At no point did it feel like here's the big break, because it went from doing standup with these people to then writing for a show, then to being on a small show in a small part, then having a small part in a slightly bigger show. I was lucky that I was ready for each little step. And it wasn't until I went back and looked, and I was like, oh, I guess that show was kind of a big deal.
The movie is called "The Big Sick", and it's based on the real life experience that Emily and I had when we were first dating, and she got really sick and went into a coma for eight days.

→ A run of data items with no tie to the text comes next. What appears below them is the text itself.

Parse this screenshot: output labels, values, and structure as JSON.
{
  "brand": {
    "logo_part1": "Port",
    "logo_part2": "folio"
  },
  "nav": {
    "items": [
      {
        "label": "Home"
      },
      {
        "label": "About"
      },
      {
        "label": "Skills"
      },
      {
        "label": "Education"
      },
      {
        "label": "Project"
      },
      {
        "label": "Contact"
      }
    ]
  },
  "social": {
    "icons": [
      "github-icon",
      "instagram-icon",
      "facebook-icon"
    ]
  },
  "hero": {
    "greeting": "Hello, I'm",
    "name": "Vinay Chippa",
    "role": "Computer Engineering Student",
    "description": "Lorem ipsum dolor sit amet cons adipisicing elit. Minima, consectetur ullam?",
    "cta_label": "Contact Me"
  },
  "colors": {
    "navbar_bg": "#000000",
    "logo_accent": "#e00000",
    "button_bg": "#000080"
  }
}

Hi, I'm looking for Emily Gardner.
- She's checked in. We need to put her in a medically induced coma.
KUMAIL NANJIANI: Coma.
It's sort of a love story about these two characters meeting, but it's centered on that chunk of time at the hospital. And it's a comedy.
Her notes weren't just notes. It was like another perspective on the whole thing. And I was like, oh, this is not my story, this is our story. I think it would be a very incomplete story if Emily wasn't writing this movie. Her perspective as a woman completely changed the movie.
There's a scene in the movie where Emily and I are first dating and she has to go to the bathroom in the middle of the night. And so she's trying to leave to go to a diner nearby to use the bathroom.
EMILY GARDNER: You're being so weird.
KUMAIL NANJIANI: How am I weird? I want to sleep while it's sleep time.
EMILY GARDNER: This is normal. Girls go to get coffee in the middle of the night. Have you never had a girlfriend before? This is what it's like.
KUMAIL NANJIANI: Are you OK?
We've had so many women point out that scene, like, all the time, being like, oh my god, that exactly is what happened to me. I've never seen that in a movie.
Even though rom coms are generally seen as targeted towards females, most of them are still from the guy's perspective. It's a bunch of dudes trying to guess what a woman would do. Well, then get a few women writers in there.
Here's the big thing. Having more women writers, more women directors, more women executives, more women in positions of power, you don't just do that to make a more equal society. You do that because the product will be better.